All taxpayers will benefit from the raising of the tax-free personal allowance, the amount you can earn each year before having to pay any income tax. We already knew it was climbing to £10,600 in April, but the Chancellor revealed it will rise to £10,800 in April 2016, and to £11,000 in 2017.
The increases to the personal allowance from when they stood at £6,475 in 2010, to when they climb to £11,000 in 2017-18 will save a typical taxpayer £905 per annum, Mr Osborne reckons.
Higher-rate taxpayers haven’t been forgotten either. The Government will increase the level at which higher earners start paying the 40 per cent tax rate. It will rise by £315 in 2016 and by £600 in 2017 – taking the level to £43,300 for the 2017-18 tax year.
Meanwhile, 19 out of 20 savers will benefit from the new personal savings allowance when it comes into effect in April 2016, Mr Osborne said. From next year basic-rate taxpayers won’t have to pay tax on the first £1,000 of interest they get from their savings, while higher-rate taxpayers will be able to earn £500 in interest and not pay tax on it.
First-time home buyers will also be better off from handouts offered through the new Help to Buy Isas – which will be offered by banks and building societies from the autumn. They’ll see their savings topped up by 25 per cent when they use them to buy a house, up to a maximum handout of £3,000.
Drivers will benefit from the scrapping of the annual fuel duty increase, which was scheduled for September.

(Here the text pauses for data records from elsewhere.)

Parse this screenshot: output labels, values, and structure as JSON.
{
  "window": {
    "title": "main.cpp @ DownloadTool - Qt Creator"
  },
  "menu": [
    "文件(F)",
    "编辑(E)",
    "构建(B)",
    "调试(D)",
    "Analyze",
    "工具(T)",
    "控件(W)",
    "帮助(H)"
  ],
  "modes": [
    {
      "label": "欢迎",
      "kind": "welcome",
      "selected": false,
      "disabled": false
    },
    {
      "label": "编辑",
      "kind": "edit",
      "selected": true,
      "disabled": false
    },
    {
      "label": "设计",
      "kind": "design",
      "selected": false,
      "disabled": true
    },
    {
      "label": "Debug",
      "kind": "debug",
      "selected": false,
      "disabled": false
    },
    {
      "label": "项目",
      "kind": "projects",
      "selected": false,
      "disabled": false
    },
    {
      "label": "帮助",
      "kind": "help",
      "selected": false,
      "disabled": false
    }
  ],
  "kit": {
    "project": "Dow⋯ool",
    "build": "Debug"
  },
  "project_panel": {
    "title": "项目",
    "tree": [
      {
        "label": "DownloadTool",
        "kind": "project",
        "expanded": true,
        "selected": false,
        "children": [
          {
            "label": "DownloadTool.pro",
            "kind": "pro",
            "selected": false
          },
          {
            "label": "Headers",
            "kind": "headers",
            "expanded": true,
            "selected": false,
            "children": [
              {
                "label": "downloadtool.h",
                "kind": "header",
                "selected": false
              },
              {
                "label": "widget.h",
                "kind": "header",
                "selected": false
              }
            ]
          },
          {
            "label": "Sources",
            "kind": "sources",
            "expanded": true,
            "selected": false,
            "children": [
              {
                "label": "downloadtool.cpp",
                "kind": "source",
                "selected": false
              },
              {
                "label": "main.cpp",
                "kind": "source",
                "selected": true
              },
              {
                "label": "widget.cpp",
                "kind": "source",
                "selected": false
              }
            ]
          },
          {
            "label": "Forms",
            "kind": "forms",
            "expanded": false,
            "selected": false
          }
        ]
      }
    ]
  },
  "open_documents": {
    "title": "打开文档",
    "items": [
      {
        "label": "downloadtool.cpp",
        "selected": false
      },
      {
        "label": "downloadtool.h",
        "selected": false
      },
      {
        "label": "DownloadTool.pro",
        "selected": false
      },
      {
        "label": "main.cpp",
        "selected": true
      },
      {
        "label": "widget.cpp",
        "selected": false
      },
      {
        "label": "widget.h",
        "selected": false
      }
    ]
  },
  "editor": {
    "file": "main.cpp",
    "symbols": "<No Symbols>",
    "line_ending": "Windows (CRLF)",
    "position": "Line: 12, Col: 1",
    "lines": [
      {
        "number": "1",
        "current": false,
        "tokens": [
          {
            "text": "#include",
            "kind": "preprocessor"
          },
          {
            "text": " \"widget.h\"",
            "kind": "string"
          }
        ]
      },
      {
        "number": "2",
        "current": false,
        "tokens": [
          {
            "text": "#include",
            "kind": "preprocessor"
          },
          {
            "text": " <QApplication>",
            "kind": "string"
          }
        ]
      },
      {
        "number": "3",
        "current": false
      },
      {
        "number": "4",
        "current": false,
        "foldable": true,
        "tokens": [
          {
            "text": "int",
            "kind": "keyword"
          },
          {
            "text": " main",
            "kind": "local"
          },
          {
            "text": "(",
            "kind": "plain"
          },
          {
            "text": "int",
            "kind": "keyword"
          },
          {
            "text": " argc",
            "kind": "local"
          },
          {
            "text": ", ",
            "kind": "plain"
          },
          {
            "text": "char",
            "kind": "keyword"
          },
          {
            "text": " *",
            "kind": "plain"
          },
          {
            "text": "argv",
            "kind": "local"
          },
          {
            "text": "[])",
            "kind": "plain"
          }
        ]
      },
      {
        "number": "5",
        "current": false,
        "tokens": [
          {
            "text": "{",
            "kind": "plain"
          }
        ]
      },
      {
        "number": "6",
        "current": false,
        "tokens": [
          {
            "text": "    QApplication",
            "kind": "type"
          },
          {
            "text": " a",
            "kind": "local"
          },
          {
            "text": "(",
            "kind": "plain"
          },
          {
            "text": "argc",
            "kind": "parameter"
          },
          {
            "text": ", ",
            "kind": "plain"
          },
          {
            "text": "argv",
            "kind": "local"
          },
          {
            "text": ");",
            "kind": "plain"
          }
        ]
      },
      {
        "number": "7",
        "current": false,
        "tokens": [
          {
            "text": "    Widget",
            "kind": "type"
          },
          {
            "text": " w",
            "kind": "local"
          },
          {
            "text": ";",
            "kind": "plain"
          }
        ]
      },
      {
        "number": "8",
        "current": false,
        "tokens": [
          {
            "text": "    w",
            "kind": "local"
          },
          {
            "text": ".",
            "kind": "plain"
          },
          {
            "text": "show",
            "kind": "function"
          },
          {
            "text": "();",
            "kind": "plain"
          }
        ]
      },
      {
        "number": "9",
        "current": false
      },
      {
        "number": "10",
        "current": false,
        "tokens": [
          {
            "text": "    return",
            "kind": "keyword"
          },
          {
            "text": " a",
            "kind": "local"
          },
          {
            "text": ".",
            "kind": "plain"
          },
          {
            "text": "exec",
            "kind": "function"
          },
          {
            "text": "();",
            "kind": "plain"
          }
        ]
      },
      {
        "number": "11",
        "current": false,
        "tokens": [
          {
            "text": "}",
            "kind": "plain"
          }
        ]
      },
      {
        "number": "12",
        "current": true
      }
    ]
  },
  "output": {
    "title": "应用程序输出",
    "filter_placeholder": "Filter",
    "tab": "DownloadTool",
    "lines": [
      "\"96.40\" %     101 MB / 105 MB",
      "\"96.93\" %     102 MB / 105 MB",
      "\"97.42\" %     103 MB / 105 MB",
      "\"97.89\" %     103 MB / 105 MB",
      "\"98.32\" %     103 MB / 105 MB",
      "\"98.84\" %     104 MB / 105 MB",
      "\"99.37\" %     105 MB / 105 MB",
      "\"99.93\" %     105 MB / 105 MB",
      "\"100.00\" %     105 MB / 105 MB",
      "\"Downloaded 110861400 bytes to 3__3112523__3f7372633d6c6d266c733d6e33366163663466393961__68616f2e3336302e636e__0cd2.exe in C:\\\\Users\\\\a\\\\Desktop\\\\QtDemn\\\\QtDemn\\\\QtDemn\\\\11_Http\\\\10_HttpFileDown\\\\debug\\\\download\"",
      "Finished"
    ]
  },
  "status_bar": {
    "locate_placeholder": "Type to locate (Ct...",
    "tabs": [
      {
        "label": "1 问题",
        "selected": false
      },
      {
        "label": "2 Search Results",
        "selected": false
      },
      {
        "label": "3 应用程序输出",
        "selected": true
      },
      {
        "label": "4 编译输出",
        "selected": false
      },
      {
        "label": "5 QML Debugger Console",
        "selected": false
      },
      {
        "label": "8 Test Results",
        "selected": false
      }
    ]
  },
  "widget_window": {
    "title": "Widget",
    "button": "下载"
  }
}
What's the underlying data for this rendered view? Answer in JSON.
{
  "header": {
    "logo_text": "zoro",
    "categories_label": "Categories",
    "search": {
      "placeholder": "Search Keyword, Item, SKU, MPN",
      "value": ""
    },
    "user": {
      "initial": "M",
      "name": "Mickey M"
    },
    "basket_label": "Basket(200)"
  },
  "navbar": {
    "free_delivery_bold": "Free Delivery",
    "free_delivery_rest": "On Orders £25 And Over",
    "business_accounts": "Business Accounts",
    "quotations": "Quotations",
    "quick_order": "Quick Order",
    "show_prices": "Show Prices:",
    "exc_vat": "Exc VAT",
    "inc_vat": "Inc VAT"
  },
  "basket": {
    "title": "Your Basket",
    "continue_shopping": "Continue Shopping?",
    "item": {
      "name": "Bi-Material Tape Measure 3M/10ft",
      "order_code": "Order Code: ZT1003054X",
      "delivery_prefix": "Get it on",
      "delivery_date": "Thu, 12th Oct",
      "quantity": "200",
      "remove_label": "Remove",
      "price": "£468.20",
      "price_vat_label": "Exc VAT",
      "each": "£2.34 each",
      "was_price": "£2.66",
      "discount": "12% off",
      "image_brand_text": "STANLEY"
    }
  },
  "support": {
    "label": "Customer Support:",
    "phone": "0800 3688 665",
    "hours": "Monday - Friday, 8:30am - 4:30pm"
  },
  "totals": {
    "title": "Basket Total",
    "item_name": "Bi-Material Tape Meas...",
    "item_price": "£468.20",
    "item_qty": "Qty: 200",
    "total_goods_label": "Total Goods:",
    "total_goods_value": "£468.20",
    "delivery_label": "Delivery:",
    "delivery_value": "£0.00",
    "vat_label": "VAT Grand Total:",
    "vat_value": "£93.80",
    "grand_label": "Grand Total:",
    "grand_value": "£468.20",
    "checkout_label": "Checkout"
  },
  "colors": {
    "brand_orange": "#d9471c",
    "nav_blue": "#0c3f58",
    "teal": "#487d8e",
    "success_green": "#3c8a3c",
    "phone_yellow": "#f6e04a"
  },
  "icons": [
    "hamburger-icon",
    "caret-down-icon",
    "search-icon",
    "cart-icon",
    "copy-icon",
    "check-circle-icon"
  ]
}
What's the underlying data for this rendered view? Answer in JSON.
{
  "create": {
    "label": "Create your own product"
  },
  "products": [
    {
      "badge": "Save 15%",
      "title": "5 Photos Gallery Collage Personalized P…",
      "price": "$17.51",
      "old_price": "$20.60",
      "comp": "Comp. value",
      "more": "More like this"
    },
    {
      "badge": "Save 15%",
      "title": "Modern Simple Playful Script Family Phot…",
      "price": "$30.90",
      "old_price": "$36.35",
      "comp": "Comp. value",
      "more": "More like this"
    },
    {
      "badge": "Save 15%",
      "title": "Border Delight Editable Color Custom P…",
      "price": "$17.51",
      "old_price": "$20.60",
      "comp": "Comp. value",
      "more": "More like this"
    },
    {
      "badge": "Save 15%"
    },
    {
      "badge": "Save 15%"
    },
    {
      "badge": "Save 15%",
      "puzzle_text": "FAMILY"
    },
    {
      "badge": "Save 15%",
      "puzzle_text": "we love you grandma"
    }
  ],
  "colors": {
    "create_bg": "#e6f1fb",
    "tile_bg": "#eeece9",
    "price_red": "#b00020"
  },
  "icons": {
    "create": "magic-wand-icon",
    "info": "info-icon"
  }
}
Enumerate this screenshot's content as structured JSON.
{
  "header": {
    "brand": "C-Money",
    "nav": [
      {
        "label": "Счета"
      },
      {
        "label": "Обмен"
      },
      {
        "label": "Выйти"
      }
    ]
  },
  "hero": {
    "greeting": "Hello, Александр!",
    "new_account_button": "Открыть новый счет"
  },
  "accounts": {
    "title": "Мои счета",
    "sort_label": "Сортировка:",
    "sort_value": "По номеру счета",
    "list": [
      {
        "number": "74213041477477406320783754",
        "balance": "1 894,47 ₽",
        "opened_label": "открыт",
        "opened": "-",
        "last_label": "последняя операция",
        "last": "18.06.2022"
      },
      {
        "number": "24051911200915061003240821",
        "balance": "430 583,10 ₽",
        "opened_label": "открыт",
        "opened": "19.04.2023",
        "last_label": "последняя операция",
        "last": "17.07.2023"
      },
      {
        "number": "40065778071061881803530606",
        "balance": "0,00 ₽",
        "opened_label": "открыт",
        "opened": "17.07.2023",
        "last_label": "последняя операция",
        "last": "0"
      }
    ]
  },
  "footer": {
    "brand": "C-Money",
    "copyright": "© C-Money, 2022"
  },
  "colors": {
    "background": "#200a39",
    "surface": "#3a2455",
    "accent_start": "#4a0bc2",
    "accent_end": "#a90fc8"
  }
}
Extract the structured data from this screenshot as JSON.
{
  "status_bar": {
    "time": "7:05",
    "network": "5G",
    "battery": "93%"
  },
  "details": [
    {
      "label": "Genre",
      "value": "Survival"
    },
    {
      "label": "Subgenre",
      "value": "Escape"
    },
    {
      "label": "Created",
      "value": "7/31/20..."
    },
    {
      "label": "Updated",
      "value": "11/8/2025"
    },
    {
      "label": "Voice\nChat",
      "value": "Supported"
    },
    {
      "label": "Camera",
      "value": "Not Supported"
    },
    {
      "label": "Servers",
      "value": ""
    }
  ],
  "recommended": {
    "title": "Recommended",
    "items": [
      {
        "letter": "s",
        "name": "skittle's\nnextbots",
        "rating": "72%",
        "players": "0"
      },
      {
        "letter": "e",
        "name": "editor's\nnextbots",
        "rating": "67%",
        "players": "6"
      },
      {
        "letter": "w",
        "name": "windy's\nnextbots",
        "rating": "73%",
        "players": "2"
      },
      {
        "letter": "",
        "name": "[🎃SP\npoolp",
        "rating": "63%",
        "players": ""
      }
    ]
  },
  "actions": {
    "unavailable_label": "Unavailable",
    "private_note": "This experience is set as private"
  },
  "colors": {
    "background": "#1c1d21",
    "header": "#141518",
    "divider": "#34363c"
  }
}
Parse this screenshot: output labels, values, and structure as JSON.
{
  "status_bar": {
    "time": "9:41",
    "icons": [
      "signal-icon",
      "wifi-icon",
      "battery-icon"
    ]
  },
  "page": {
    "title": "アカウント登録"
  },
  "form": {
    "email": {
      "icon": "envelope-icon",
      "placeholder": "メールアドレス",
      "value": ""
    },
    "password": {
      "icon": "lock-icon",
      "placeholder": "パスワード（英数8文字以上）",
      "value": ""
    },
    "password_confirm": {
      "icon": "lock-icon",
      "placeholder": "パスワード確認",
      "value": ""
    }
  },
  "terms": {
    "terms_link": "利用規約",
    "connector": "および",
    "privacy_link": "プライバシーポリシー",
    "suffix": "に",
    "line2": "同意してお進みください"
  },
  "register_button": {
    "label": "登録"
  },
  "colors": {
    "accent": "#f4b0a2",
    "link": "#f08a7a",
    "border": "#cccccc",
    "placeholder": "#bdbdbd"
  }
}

That move should save the average family around a tenner, Mr Osborne calculated. Meanwhile, boozers will pay 1p less for their pint of beer and see 2 per cent cut on the tax on cider and spirits.
But beyond these headline figures, how will most normal folk do when it comes to tax in the next couple of years? Some detailed number-crunching of our tables reveals a clear, albeit extremely unlikely, winner. Those who will be best off in the next tax year, beginning next month through to April 2016, will be married couples or couples in a civil partnership, where both partners work but earn between them just £25,000, and they have two children.
Anyone fitting those characteristics will be £40 a month better off next year, or have £480 more to spend over the year. Frankly any couple struggling by on such a relatively low income, which is even below the median single person’s salary of £27,200, is likely to welcome the extra £40 a month, even though it doesn’t amount to much more than 20 coffees or around 10 pints of beer, depending on where you live.
By comparison, a couple with two children but just one earner will be £39 a month better of next year if they earn between £15,000 to £30,000. They’re also likely to be grateful for the extra £460 per annum in their pockets.
The pensioners who will be best off as a result of the Budget tax changes would be a couple, both born between 1938 and 1948, who earn between them £150,000 and £175,000 year. While any extra cash is appreciated, they probably won’t notice the extra £37 a month, or £408 a year, coming their way.
And who will be the losers next year? Across the spectrum the higher earners will be hit hardest, but the effect will be almost negligible on their finances.
Worse off in the 2015-16 financial year, according to our analysis, will be couples, married or unmarried, who both earn and take home more than £400,000 between them, and have either no children, or two kids.
How much worse off will they be? A massive £9 a month, or £108 a year. Will they notice that ever-so-slight reduction in their take home pay? Let’s just say that it’s less than the price of most tickets currently on sale for the coming production of La Traviata at London’s Royal Opera House.
In fact, in simple terms you’ll need to be earning £125,000 or more a year to see a slight reduction in your income after tax next year.
However, some anomalies do remain, says Rob Pullen, of accountants Blick Rothenberg. “The Chancellor set out his aim of a ‘fairer tax system for all’ and specifically highlighted families. But, no changes were announced in respect of the High Income Child Benefits Charge, which penalises single-earner families, where one parent earns more than £50,000. A family with two earners could each earn £49,999 and retain the child benefits in full.”